Munculnya gagasan program pendidikan karakter dalam dunia pendidikan di Indonesia, bisa dimaklumi, sebab selama ini dirasakan, proses pendidikan ternyata belum berhasil membangun manusia Indonesia yang berkarakter. Bahkan, banyak yang menyebut, pendidikan telah gagal membangun karakter. Banyak lulusan sekolah dan sarjana yang piawai dalam menjawab soal ujian, berotak cerdas, tetapi mentalnya lemah, penakut, dan perilakunya tidak terpuji.
Bahkan, bisa dikatakan, dunia Pendidikan di Indonesia kini sedang memasuki masa-masa yang sangat pelik. Kucuran anggaran pendidikan yang sangat besar disertai berbagai program terobosan sepertinya belum mampu memecahkan persoalan mendasar dalam dunia pendidikan, yakni bagaimana mencetak alumni pendidikan yang unggul, yang beriman, bertaqwa, profesional, dan berkarakter. Pesantren sebagai lembega pendidikan Islam diharapkan dapat memberi angin segar dalam mencetak generasi penerus bangsa yang beradab. Selain itu dengan program pengajarannya yang intensif, pesantren diharapkan juga mampu memikul beban dalam melahirkan para intelektual Islam yang berkarakter mulia.
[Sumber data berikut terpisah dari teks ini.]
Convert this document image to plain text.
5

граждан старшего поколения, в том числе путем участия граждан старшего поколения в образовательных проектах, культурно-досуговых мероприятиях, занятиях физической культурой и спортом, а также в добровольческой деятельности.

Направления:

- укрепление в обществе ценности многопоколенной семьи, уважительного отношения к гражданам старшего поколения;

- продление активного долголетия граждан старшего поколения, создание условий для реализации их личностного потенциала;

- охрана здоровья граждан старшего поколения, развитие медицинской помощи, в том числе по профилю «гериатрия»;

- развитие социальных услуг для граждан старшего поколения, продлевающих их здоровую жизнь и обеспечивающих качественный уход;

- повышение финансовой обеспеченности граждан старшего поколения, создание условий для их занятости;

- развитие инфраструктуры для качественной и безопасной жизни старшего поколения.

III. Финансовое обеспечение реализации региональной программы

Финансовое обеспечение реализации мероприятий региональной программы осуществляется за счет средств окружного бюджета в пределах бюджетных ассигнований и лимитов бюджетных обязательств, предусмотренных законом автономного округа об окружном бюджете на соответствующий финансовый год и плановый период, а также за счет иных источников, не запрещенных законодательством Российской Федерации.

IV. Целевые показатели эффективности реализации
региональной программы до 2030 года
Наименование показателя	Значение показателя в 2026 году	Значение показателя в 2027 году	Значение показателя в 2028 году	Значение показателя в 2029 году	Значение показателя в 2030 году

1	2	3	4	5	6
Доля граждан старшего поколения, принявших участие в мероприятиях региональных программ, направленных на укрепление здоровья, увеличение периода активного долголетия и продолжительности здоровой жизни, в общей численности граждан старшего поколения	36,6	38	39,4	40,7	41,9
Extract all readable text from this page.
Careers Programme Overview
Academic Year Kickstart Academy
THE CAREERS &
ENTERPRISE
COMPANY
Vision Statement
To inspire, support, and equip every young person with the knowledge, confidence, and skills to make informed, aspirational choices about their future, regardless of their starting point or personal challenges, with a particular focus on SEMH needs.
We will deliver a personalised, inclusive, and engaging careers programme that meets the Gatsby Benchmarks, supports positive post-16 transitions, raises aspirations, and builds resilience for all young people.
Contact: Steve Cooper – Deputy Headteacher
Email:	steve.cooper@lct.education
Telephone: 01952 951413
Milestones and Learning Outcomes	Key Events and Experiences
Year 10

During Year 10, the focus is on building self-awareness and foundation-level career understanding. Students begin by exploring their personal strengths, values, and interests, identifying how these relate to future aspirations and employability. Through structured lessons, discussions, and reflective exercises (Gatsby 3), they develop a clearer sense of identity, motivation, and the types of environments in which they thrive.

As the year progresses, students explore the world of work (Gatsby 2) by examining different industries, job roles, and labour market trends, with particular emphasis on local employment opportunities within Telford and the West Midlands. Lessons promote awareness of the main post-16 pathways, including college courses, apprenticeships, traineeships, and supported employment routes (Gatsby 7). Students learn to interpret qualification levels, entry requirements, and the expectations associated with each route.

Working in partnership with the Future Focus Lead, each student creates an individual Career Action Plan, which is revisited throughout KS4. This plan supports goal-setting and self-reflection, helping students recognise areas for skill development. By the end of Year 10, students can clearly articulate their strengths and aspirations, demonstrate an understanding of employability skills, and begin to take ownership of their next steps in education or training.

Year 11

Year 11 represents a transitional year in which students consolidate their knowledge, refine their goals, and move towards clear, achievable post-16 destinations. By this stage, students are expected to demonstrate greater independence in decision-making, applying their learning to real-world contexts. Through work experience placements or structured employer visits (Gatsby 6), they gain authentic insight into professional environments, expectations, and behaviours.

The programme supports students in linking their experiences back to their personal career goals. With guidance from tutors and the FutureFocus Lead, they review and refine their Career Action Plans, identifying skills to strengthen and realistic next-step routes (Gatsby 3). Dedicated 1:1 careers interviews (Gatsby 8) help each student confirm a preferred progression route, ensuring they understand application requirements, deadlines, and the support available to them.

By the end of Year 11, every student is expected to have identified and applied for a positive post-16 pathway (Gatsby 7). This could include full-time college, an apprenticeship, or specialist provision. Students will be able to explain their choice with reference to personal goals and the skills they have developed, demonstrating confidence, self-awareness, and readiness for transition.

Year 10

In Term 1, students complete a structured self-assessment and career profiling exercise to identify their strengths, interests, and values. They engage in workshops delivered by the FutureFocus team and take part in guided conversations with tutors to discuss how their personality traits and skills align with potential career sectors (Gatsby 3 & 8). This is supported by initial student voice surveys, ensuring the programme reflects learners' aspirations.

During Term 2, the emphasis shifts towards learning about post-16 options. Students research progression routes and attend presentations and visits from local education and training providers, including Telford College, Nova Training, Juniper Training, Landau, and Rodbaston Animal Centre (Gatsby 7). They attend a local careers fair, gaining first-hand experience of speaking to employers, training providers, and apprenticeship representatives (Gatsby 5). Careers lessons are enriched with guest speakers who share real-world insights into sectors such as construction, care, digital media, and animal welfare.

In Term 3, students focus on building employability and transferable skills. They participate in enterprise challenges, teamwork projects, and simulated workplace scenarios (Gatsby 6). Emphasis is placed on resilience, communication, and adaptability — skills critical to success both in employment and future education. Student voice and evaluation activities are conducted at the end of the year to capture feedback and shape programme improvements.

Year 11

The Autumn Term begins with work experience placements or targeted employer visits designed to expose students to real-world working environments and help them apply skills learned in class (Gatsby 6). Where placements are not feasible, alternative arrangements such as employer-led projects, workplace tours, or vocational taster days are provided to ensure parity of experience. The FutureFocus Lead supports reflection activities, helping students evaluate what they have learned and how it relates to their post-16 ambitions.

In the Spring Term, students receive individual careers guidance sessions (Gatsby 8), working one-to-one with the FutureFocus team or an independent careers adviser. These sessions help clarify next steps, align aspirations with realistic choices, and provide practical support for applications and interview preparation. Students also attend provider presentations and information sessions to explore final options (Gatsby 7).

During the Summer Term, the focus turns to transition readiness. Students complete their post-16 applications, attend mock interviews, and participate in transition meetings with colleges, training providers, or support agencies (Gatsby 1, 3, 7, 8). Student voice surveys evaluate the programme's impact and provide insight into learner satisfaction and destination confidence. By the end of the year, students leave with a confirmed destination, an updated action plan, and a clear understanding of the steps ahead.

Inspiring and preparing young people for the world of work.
B.           Identifikasi Masalah
Berdasarkan latar belakang yang telah penulis kemukakan diatas, maka identifikasi masalah dalam karya tulis ilmiah ini adalah.
1.            Apakah definisi pendidikan karakter dalam Islam?
2.            Apakah nilai-nilai karakter yang harus ditanamkan guru terhadap peserta didik untuk menjadikan peserta didik seorang yang beradab?
3.            Apakah sesungguhnya tujuan pendidikan karakter terhadap peserta didik?
4.            Apakah tugas seorang guru dalam pendidikan karakter dalam Islam?
5.            Bagaimana pengintegrasian pendidikan karakter Islami dalam setiap mata pelajaran?

C.          Tujuan Penelitian
Berdasarkan identifikasi masalah yang telah penulis kemukakan diatas, maka tujuan penelitian ini adalah.
1.            Mengetahui definisi pendidikan karakter dalam Islam.
2.            Mengetahui nilai-nilai karakter yang harus ditanamkan guru terhadap peserta didik untuk menjadikan peserta didik seorang yang beradab.
3.            Mengetahui tujuan pendidikan karakter terhadap peserta didik.
4.            Mengetahui tugas seorang guru dalam pendidikan karakter.
5.            Mengetahui bagaimana pengintegrasian pendidikan karakter Islami dalam setiap mata pelajaran.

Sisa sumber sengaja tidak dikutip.